Tout est sous contrôle, Sophie Henrionnet

L’histoire

Olympe a 38 ans, un emploi de photographe culinaire qui ne lui plaît qu’à moitié, une fille de 12 ans bien plus mature qu’elle, une famille déjantée, des copines délurées et un ex-mari, Bertrand, qui l’appelle chaton. Lorsqu’elle perd son job, elle supplie son meilleur ami Hugo, qui tient une agence de détectives spécialisée dans les arnaques aux assurances de l’embaucher. Faisant valoir son expérience de photographe, elle réussit à intégrer l’équipe de détectives à une condition : elle ne devra s’occuper que des affaires les plus simples. Bien entendu, Olympe n’est pas assez raisonnable pour respecter les consignes et l’appel des commissions versées à chaque résolution d’affaires est trop fort pour qu’elle garde ses fesses confortablement posées sur le siège de sa voiture… Mais que va-t-il se passer quand les cadavres commencent à s’accumuler et que l’on cherche à l’éliminer à son tour ?

Mon avis

Ah, Tout est sous contrôle… Quelle lecture dont le seul souvenir laisse un sourire sur les lèvres ! Dans cette comédie policière, on fait la connaissance d’Olympe McQueen, qui pourrait être la grande sœur de la déjà très malchanceuse et attachante Joséphine de Drôle de karma, le premier roman de Sophie Henrionnet.

Cette nouvelle héroïne, toute en courbes et en grain de folie, a donc 38 ans, un ex-mari légèrement pénible et une pré-ado bien plus responsable qu’elle… sans parler du reste de la famille, à commencer par sa grand-mère – le sosie non-officiel de Barbara Cartland – qui m’a fait mourir de rire !

Mais je m’égare.
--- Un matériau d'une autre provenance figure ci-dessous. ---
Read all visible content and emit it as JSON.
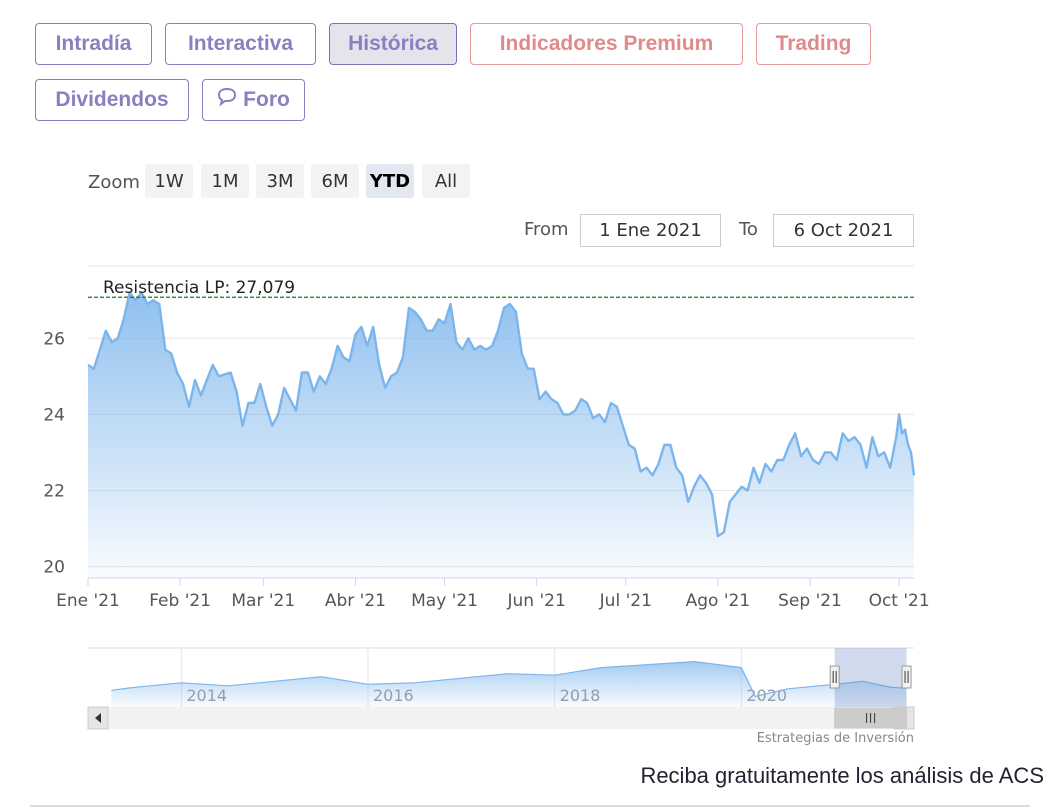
{
  "tabs": [
    {
      "label": "Intradía",
      "active": false,
      "premium": false
    },
    {
      "label": "Interactiva",
      "active": false,
      "premium": false
    },
    {
      "label": "Histórica",
      "active": true,
      "premium": false
    },
    {
      "label": "Indicadores Premium",
      "active": false,
      "premium": true
    },
    {
      "label": "Trading",
      "active": false,
      "premium": true
    },
    {
      "label": "Dividendos",
      "active": false,
      "premium": false
    },
    {
      "label": "Foro",
      "active": false,
      "premium": false,
      "icon": "chat-bubble-icon"
    }
  ],
  "zoom": {
    "label": "Zoom",
    "buttons": [
      "1W",
      "1M",
      "3M",
      "6M",
      "YTD",
      "All"
    ],
    "selected": "YTD"
  },
  "range": {
    "from_label": "From",
    "from_value": "1 Ene 2021",
    "to_label": "To",
    "to_value": "6 Oct 2021"
  },
  "credit": "Estrategias de Inversión",
  "footer": "Reciba gratuitamente los análisis de ACS",
  "colors": {
    "accent": "#8a7fc0",
    "premium": "#e08a8a",
    "line": "#7cb5ec",
    "resistance": "#1a7a1a"
  },
  "chart_data": {
    "type": "area",
    "title": "",
    "xlabel": "",
    "ylabel": "",
    "ylim": [
      19.7,
      27.9
    ],
    "y_ticks": [
      "20",
      "22",
      "24",
      "26"
    ],
    "x_ticks": [
      "Ene '21",
      "Feb '21",
      "Mar '21",
      "Abr '21",
      "May '21",
      "Jun '21",
      "Jul '21",
      "Ago '21",
      "Sep '21",
      "Oct '21"
    ],
    "grid": true,
    "resistance": {
      "label": "Resistencia LP: 27,079",
      "value": 27.079
    },
    "series": [
      {
        "points": [
          [
            "2021-01-01",
            25.3
          ],
          [
            "2021-01-03",
            25.2
          ],
          [
            "2021-01-05",
            25.7
          ],
          [
            "2021-01-07",
            26.2
          ],
          [
            "2021-01-09",
            25.9
          ],
          [
            "2021-01-11",
            26.0
          ],
          [
            "2021-01-13",
            26.5
          ],
          [
            "2021-01-15",
            27.2
          ],
          [
            "2021-01-17",
            27.0
          ],
          [
            "2021-01-19",
            27.2
          ],
          [
            "2021-01-21",
            26.9
          ],
          [
            "2021-01-23",
            27.0
          ],
          [
            "2021-01-25",
            26.9
          ],
          [
            "2021-01-27",
            25.7
          ],
          [
            "2021-01-29",
            25.6
          ],
          [
            "2021-01-31",
            25.1
          ],
          [
            "2021-02-02",
            24.8
          ],
          [
            "2021-02-04",
            24.2
          ],
          [
            "2021-02-06",
            24.9
          ],
          [
            "2021-02-08",
            24.5
          ],
          [
            "2021-02-10",
            24.9
          ],
          [
            "2021-02-12",
            25.3
          ],
          [
            "2021-02-14",
            25.0
          ],
          [
            "2021-02-18",
            25.1
          ],
          [
            "2021-02-20",
            24.6
          ],
          [
            "2021-02-22",
            23.7
          ],
          [
            "2021-02-24",
            24.3
          ],
          [
            "2021-02-26",
            24.3
          ],
          [
            "2021-02-28",
            24.8
          ],
          [
            "2021-03-02",
            24.2
          ],
          [
            "2021-03-04",
            23.7
          ],
          [
            "2021-03-06",
            24.0
          ],
          [
            "2021-03-08",
            24.7
          ],
          [
            "2021-03-10",
            24.4
          ],
          [
            "2021-03-12",
            24.1
          ],
          [
            "2021-03-14",
            25.1
          ],
          [
            "2021-03-16",
            25.1
          ],
          [
            "2021-03-18",
            24.6
          ],
          [
            "2021-03-20",
            25.0
          ],
          [
            "2021-03-22",
            24.8
          ],
          [
            "2021-03-24",
            25.2
          ],
          [
            "2021-03-26",
            25.8
          ],
          [
            "2021-03-28",
            25.5
          ],
          [
            "2021-03-30",
            25.4
          ],
          [
            "2021-04-01",
            26.1
          ],
          [
            "2021-04-03",
            26.3
          ],
          [
            "2021-04-05",
            25.8
          ],
          [
            "2021-04-07",
            26.3
          ],
          [
            "2021-04-09",
            25.3
          ],
          [
            "2021-04-11",
            24.7
          ],
          [
            "2021-04-13",
            25.0
          ],
          [
            "2021-04-15",
            25.1
          ],
          [
            "2021-04-17",
            25.5
          ],
          [
            "2021-04-19",
            26.8
          ],
          [
            "2021-04-21",
            26.7
          ],
          [
            "2021-04-23",
            26.5
          ],
          [
            "2021-04-25",
            26.2
          ],
          [
            "2021-04-27",
            26.2
          ],
          [
            "2021-04-29",
            26.5
          ],
          [
            "2021-05-01",
            26.4
          ],
          [
            "2021-05-03",
            26.9
          ],
          [
            "2021-05-05",
            25.9
          ],
          [
            "2021-05-07",
            25.7
          ],
          [
            "2021-05-09",
            26.0
          ],
          [
            "2021-05-11",
            25.7
          ],
          [
            "2021-05-13",
            25.8
          ],
          [
            "2021-05-15",
            25.7
          ],
          [
            "2021-05-17",
            25.8
          ],
          [
            "2021-05-19",
            26.2
          ],
          [
            "2021-05-21",
            26.8
          ],
          [
            "2021-05-23",
            26.9
          ],
          [
            "2021-05-25",
            26.7
          ],
          [
            "2021-05-27",
            25.6
          ],
          [
            "2021-05-29",
            25.2
          ],
          [
            "2021-05-31",
            25.2
          ],
          [
            "2021-06-02",
            24.4
          ],
          [
            "2021-06-04",
            24.6
          ],
          [
            "2021-06-06",
            24.4
          ],
          [
            "2021-06-08",
            24.3
          ],
          [
            "2021-06-10",
            24.0
          ],
          [
            "2021-06-12",
            24.0
          ],
          [
            "2021-06-14",
            24.1
          ],
          [
            "2021-06-16",
            24.4
          ],
          [
            "2021-06-18",
            24.3
          ],
          [
            "2021-06-20",
            23.9
          ],
          [
            "2021-06-22",
            24.0
          ],
          [
            "2021-06-24",
            23.8
          ],
          [
            "2021-06-26",
            24.3
          ],
          [
            "2021-06-28",
            24.2
          ],
          [
            "2021-06-30",
            23.7
          ],
          [
            "2021-07-02",
            23.2
          ],
          [
            "2021-07-04",
            23.1
          ],
          [
            "2021-07-06",
            22.5
          ],
          [
            "2021-07-08",
            22.6
          ],
          [
            "2021-07-10",
            22.4
          ],
          [
            "2021-07-12",
            22.7
          ],
          [
            "2021-07-14",
            23.2
          ],
          [
            "2021-07-16",
            23.2
          ],
          [
            "2021-07-18",
            22.6
          ],
          [
            "2021-07-20",
            22.4
          ],
          [
            "2021-07-22",
            21.7
          ],
          [
            "2021-07-24",
            22.1
          ],
          [
            "2021-07-26",
            22.4
          ],
          [
            "2021-07-28",
            22.2
          ],
          [
            "2021-07-30",
            21.9
          ],
          [
            "2021-08-01",
            20.8
          ],
          [
            "2021-08-03",
            20.9
          ],
          [
            "2021-08-05",
            21.7
          ],
          [
            "2021-08-07",
            21.9
          ],
          [
            "2021-08-09",
            22.1
          ],
          [
            "2021-08-11",
            22.0
          ],
          [
            "2021-08-13",
            22.6
          ],
          [
            "2021-08-15",
            22.2
          ],
          [
            "2021-08-17",
            22.7
          ],
          [
            "2021-08-19",
            22.5
          ],
          [
            "2021-08-21",
            22.8
          ],
          [
            "2021-08-23",
            22.8
          ],
          [
            "2021-08-25",
            23.2
          ],
          [
            "2021-08-27",
            23.5
          ],
          [
            "2021-08-29",
            22.9
          ],
          [
            "2021-08-31",
            23.1
          ],
          [
            "2021-09-02",
            22.8
          ],
          [
            "2021-09-04",
            22.7
          ],
          [
            "2021-09-06",
            23.0
          ],
          [
            "2021-09-08",
            23.0
          ],
          [
            "2021-09-10",
            22.8
          ],
          [
            "2021-09-12",
            23.5
          ],
          [
            "2021-09-14",
            23.3
          ],
          [
            "2021-09-16",
            23.4
          ],
          [
            "2021-09-18",
            23.2
          ],
          [
            "2021-09-20",
            22.6
          ],
          [
            "2021-09-22",
            23.4
          ],
          [
            "2021-09-24",
            22.9
          ],
          [
            "2021-09-26",
            23.0
          ],
          [
            "2021-09-28",
            22.6
          ],
          [
            "2021-09-30",
            23.4
          ],
          [
            "2021-10-01",
            24.0
          ],
          [
            "2021-10-02",
            23.5
          ],
          [
            "2021-10-03",
            23.6
          ],
          [
            "2021-10-04",
            23.2
          ],
          [
            "2021-10-05",
            23.0
          ],
          [
            "2021-10-06",
            22.4
          ]
        ]
      }
    ],
    "navigator": {
      "x_ticks": [
        "2014",
        "2016",
        "2018",
        "2020"
      ],
      "range": [
        2013.0,
        2021.85
      ],
      "selected": [
        2021.0,
        2021.77
      ],
      "values": [
        [
          2013.25,
          21.0
        ],
        [
          2013.5,
          23.0
        ],
        [
          2014.0,
          26.0
        ],
        [
          2014.5,
          24.0
        ],
        [
          2015.0,
          27.0
        ],
        [
          2015.5,
          30.0
        ],
        [
          2016.0,
          25.0
        ],
        [
          2016.5,
          26.0
        ],
        [
          2017.0,
          29.0
        ],
        [
          2017.5,
          32.0
        ],
        [
          2018.0,
          31.0
        ],
        [
          2018.5,
          36.0
        ],
        [
          2019.0,
          38.0
        ],
        [
          2019.5,
          40.0
        ],
        [
          2020.0,
          36.0
        ],
        [
          2020.15,
          17.0
        ],
        [
          2020.5,
          22.0
        ],
        [
          2021.0,
          25.0
        ],
        [
          2021.3,
          27.0
        ],
        [
          2021.6,
          23.0
        ],
        [
          2021.77,
          22.4
        ]
      ]
    }
  }
}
Olympe est donc une femme tout ce qu’il y a de plus normal (ou presque), qui part un matin au travail… et qui se fait virer après avoir porté secours à un homme suicidaire qui n’en demandait pas tant. Sans ressources, elle se débrouille pour convaincre son ami Hugo de l’engager dans son agence de détectives privés, spécialisée dans les fraudes à l’assurance. Son boulot : prendre des photos compromettantes. Mais bien sûr, l’attrait des primes est trop fort et Olympe se met à enquêter elle-même, tout en se fourrant à chaque fois dans un sacré pétrin.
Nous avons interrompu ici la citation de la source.